Relativistic and channel coupling effects in photoionization and unified electronic recombination of Fe XVII are demonstrated with an extensive 60-level close coupling calculation using the Breit-Pauli R-matrix method. Photoionization and (e + ion) recombination calculations are carried out for the total and the level-specific cross sections, including the ground and several hundred excited bound levels of Fe XVII (up to fine structure levels with n = 10). The unified (e + ion) recombination calculations for (e + Fe XVIII --> Fe XVII) include both the non-resonant and resonant recombination (`radiative' and `dielectronic recombination' -- RR and DR).

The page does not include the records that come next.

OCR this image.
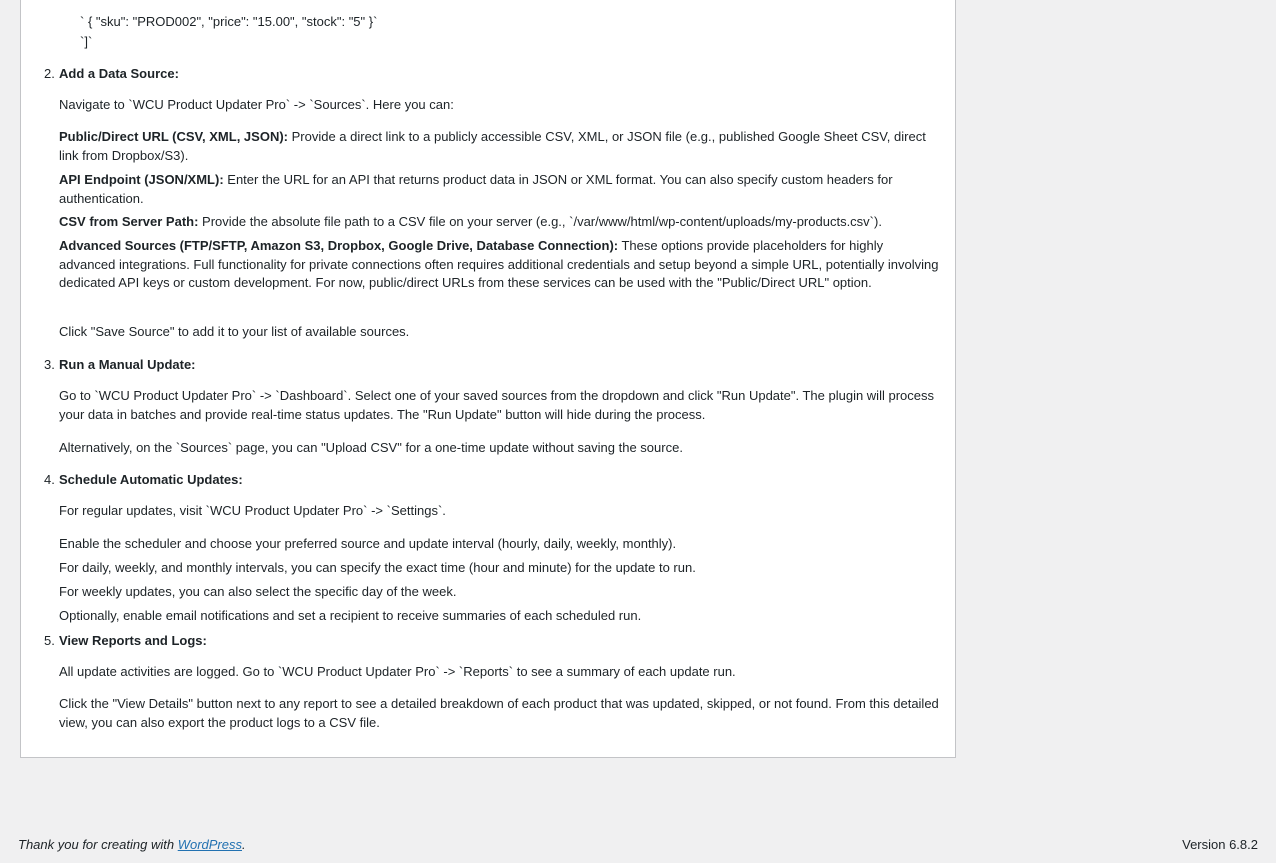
` { "sku": "PROD002", "price": "15.00", "stock": "5" }`
`]`
2. Add a Data Source:
Navigate to `WCU Product Updater Pro` -> `Sources`. Here you can:
Public/Direct URL (CSV, XML, JSON): Provide a direct link to a publicly accessible CSV, XML, or JSON file (e.g., published Google Sheet CSV, direct link from Dropbox/S3).
API Endpoint (JSON/XML): Enter the URL for an API that returns product data in JSON or XML format. You can also specify custom headers for authentication.
CSV from Server Path: Provide the absolute file path to a CSV file on your server (e.g., `/var/www/html/wp-content/uploads/my-products.csv`).
Advanced Sources (FTP/SFTP, Amazon S3, Dropbox, Google Drive, Database Connection): These options provide placeholders for highly advanced integrations. Full functionality for private connections often requires additional credentials and setup beyond a simple URL, potentially involving dedicated API keys or custom development. For now, public/direct URLs from these services can be used with the "Public/Direct URL" option.
Click "Save Source" to add it to your list of available sources.
3. Run a Manual Update:
Go to `WCU Product Updater Pro` -> `Dashboard`. Select one of your saved sources from the dropdown and click "Run Update". The plugin will process your data in batches and provide real-time status updates. The "Run Update" button will hide during the process.
Alternatively, on the `Sources` page, you can "Upload CSV" for a one-time update without saving the source.
4. Schedule Automatic Updates:
For regular updates, visit `WCU Product Updater Pro` -> `Settings`.
Enable the scheduler and choose your preferred source and update interval (hourly, daily, weekly, monthly).
For daily, weekly, and monthly intervals, you can specify the exact time (hour and minute) for the update to run.
For weekly updates, you can also select the specific day of the week.
Optionally, enable email notifications and set a recipient to receive summaries of each scheduled run.
5. View Reports and Logs:
All update activities are logged. Go to `WCU Product Updater Pro` -> `Reports` to see a summary of each update run.
Click the "View Details" button next to any report to see a detailed breakdown of each product that was updated, skipped, or not found. From this detailed view, you can also export the product logs to a CSV file.
Thank you for creating with WordPress.	Version 6.8.2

The low-energy and the high energy cross sections are compared from: (i) a 3-level calculation with 2s^2p^5 (^2P^o_{1/2,3/2}) and 2s2p^6 (^2S_{1/2}), and (ii) the first 60-level calculation with \Delta n > 0 coupled channels with spectroscopic 2s^2p^5, 2s2p^6, 2s^22p^4 3s, 3p, 3d, configurations, and a number of correlation configurations. Strong channel coupling effects are demonstrated throughout the energy ranges considered, in particular via giant photoexcitation-of-core (PEC) resonances due to L-M shell dipole transition arrays 2p^5 --> 2p^4 3s, 3d in Fe XIII that enhance effective cross sections by orders of magnitude. Comparison is made with previous theoretical and experimental works on photoionization and recombination that considered the relatively small low-energy region (i), and the weaker \Delta n = 0 couplings. While the 3-level results are inadequate, the present 60-level results should provide reasonably complete and accurate datasets for both photoionization and (e + ion) recombination of Fe~XVII in laboratory and astrophysical plasmas.